Purpose: In delta areas, dense networks of canals have been developed through time and have to be periodically dredged. Lowering the groundwater level in delta areas deepens the aerobic zone, leading to the oxidation of organic matter and possibly to land subsidence. The use of the dredged sediments on land can be a solution to mitigate land subsidence in delta areas. Materials and methods: Five types of dredged sediments with different organic matter content and particle size distribution were dewatered for 7 days and then submitted to biochemical ripening during 141 days on a laboratorial scale with constant temperature and relative humidity.
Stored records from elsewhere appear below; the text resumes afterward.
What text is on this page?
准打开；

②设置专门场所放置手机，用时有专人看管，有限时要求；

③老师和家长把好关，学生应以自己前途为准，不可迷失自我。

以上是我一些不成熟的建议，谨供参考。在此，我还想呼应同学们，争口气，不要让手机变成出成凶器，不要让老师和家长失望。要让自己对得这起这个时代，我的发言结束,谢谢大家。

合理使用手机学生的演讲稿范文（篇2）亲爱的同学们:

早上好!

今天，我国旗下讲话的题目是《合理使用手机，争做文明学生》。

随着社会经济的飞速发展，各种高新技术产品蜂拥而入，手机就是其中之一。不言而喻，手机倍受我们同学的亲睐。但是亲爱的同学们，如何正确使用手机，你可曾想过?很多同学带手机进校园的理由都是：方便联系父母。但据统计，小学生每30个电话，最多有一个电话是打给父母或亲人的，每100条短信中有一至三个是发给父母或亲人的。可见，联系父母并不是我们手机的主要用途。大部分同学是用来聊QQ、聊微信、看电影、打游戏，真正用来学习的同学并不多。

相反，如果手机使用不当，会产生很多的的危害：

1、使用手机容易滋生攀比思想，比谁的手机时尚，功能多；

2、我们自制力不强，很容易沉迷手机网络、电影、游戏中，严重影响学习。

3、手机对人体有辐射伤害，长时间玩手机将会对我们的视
The functional properties analysed were the type and content of organic matter, pH, total C, N, P and S, dry bulk density, water retention capacity, aggregate stability and load-bearing capacity. Results and discussion: After biochemical ripening, there was no significant loss in the mass of organic matter but there was an increase in the fraction of stable organic compounds, observed by an increase in oxygen-bearing compounds and a decrease in hydrocarbons during biochemical ripening. The pH was not affected by biochemical ripening, and the total C, N, P and S concentrations are high and therefore the dredged sediments can improve the quality of the land. Most volume lost during dewatering and biochemical ripening can be attributed to the loss of water. The water retention capacity of the dredged sediments changed with biochemical ripening. The soils formed from biochemical ripening have very stable aggregates, and its load-bearing capacity is enough to sustain cattle and tractors. Conclusions: Most volume lost during dewatering and biochemical ripening can be attributed to the loss of water and not organic matter. Therefore, the studied dredged sediments have potential to mitigate land subsidence in delta areas when spread on land.